Czech tennis star Karolína Plíšková has been world number one and is a constant presence in the top 10. However, she has only been to one Grand Slam final in her career – and she is now hoping to at least equal that achievement after reaching the last four at Wimbledon.
Karolína Plíšková was women’s world number in 2017 and has not been outside the top 10 in nearly five years.
Yet the rangy 29-year-old has only ever made it to one Grand Slam final, at the US Open in 2016.
Now Plíšková has made the final four at her first major tournament in two years – and reached the semi-finals at the All-England Club for the first time ever.
On Tuesday the Czech achieved that advance with a win over Viktorija Golubic on Centre Court.
Neither woman had ever made it into the last eight of the Grand Slam event before this week.
However, it was the Czech who made her experience count, with a quick-fire 6-2 6-2 victory over the Swiss player.
She described her feelings to Czech Radio after the match:
“Of course it was a wonderful win. I think I played well from the very start to the finish, even though the final game wasn’t quite as good. But I played the kind of match I needed to. It wasn’t anything out of this world, but I played the match I needed to, cleverly and carefully. My service was excellent and kept me on top throughout the match. Things didn’t go so great for me in recent weeks, so I’m glad I’ve turned that around.”
Plíšková is the first Czech singles player to reach the semis at all four Grand Slams since Tomáš Berdych. Two-time Wimbledon champion Petr Kvitová has never made the last four at the US Open.
However, Plíšková’s relatively poor record at the four Grand Slams, particularly on the grass courts of Wimbledon, has frequently been commented on.
The Czech, seeded eighth, says even making the last four in London has been a step forward for her.
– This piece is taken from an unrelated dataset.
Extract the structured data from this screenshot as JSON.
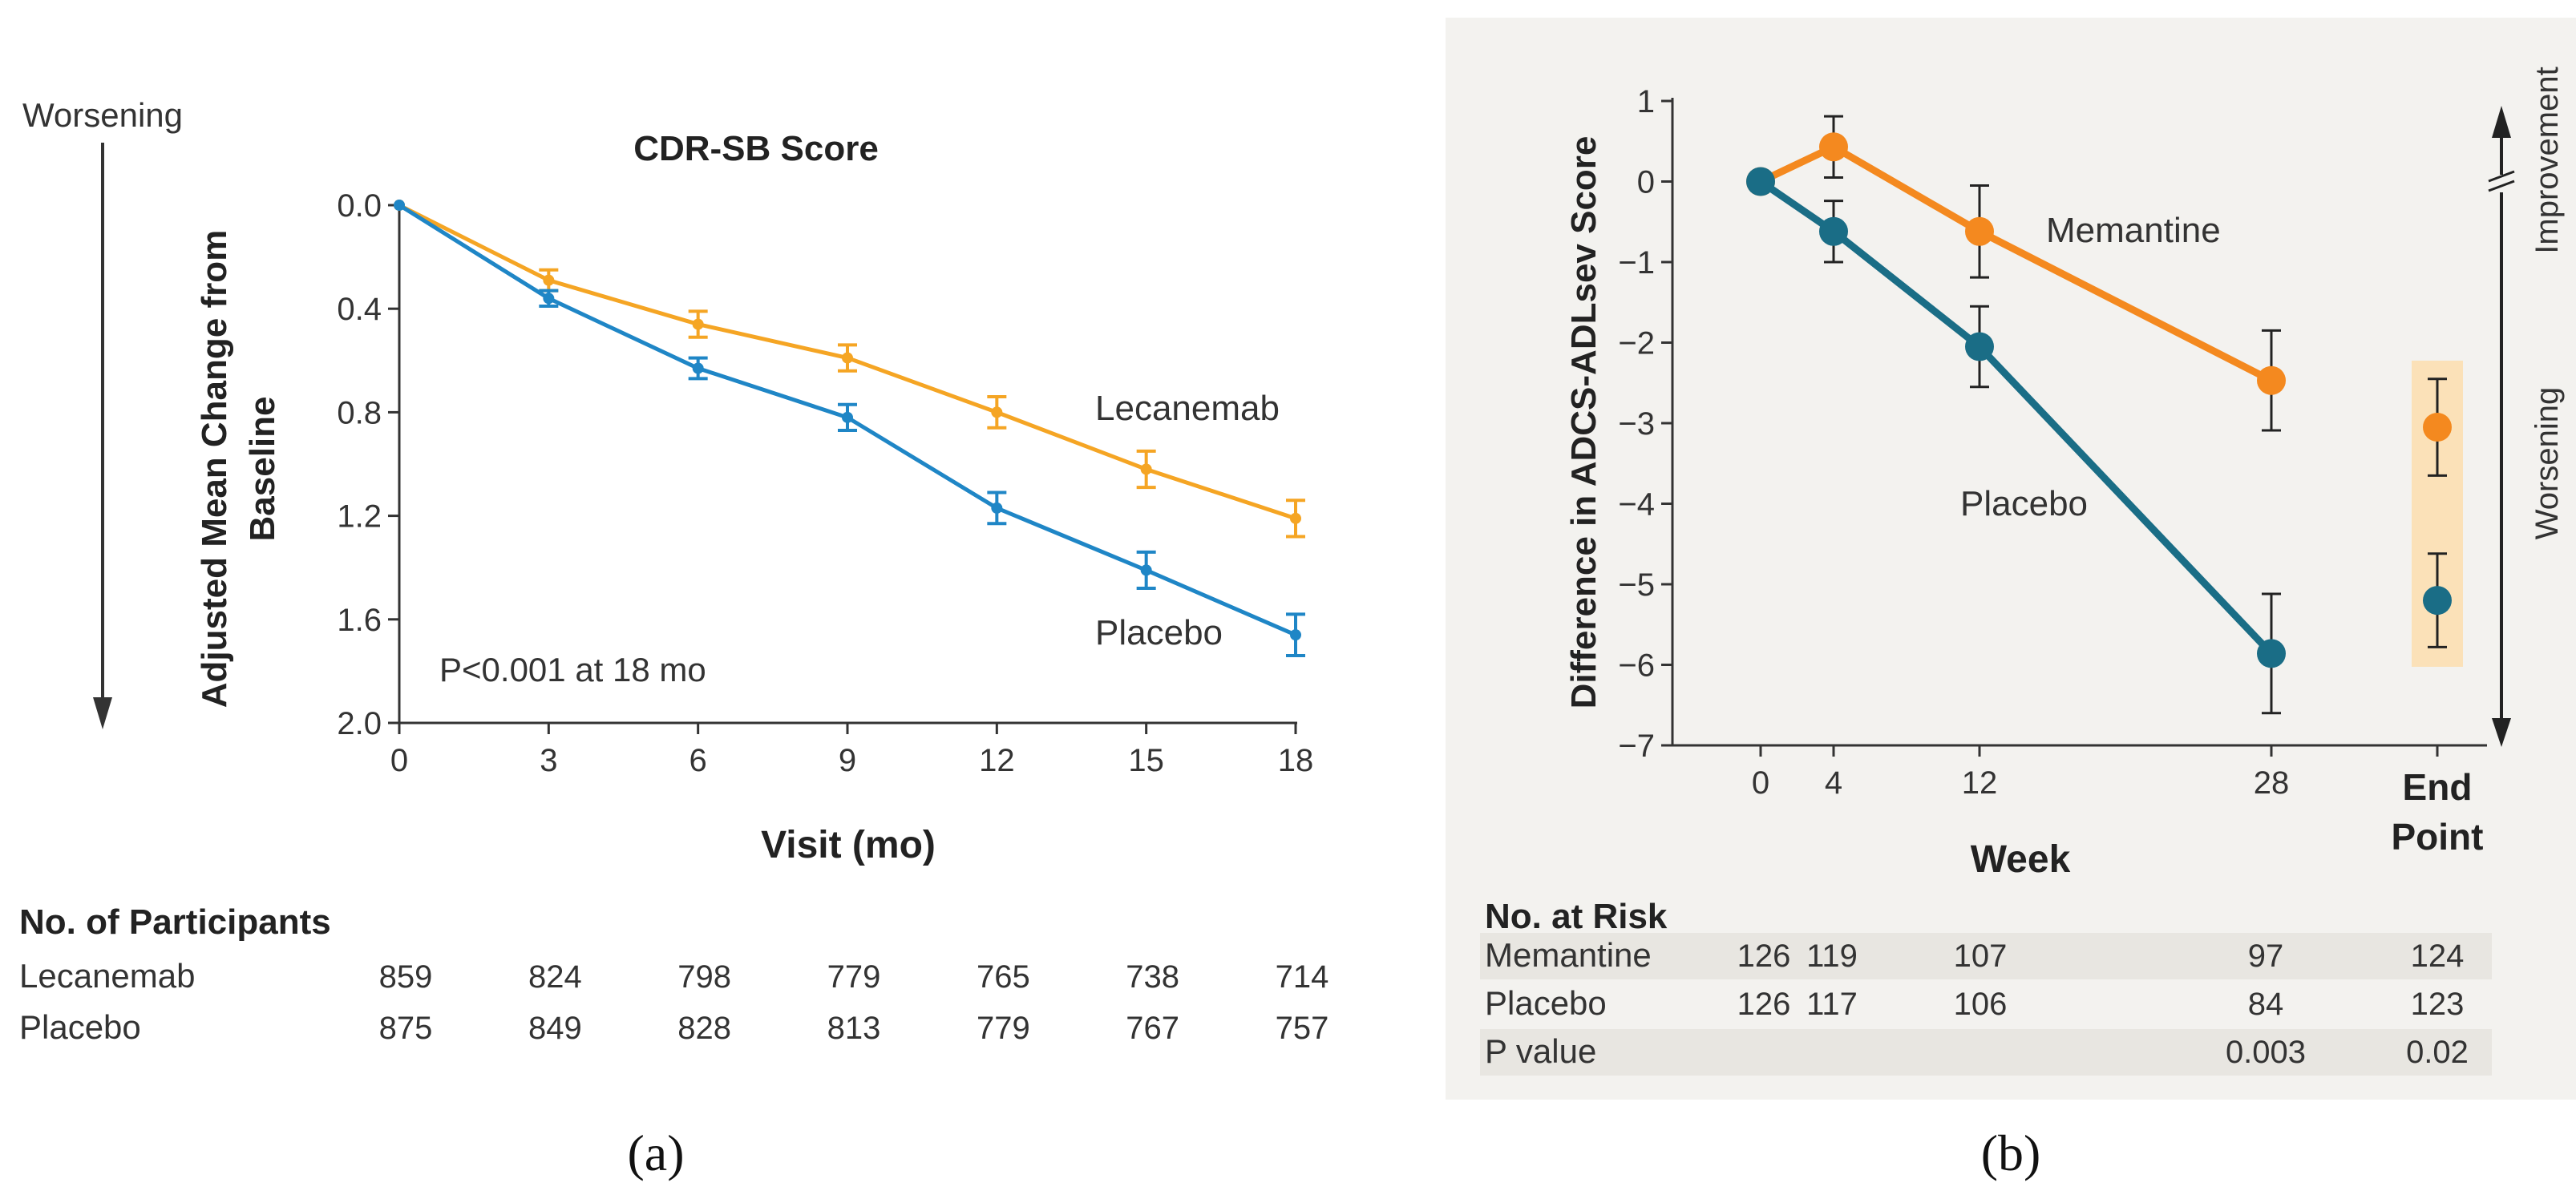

“I’m glad about it. Wimbledon was the only one I was lacking. To get past the fourth round, where I was twice before… I just missed out in the past and didn’t play particularly badly, but sometimes you just need that little bit of luck. I’m glad I made the semis at the last Grand Slam that I was lacking. Because people were surprised and say, How come you can do it in Paris, but not at Wimbledon? I must have heard that a million times [laughs].”
Though she says she is taking things one match at a time, Karolína Plíšková will no doubt be hoping to go one better than the semi-finals, and take part in her first major final in half a decade.
Standing between her and that achievement will be Aryna Sabalenka of Belarus, who is seeded second.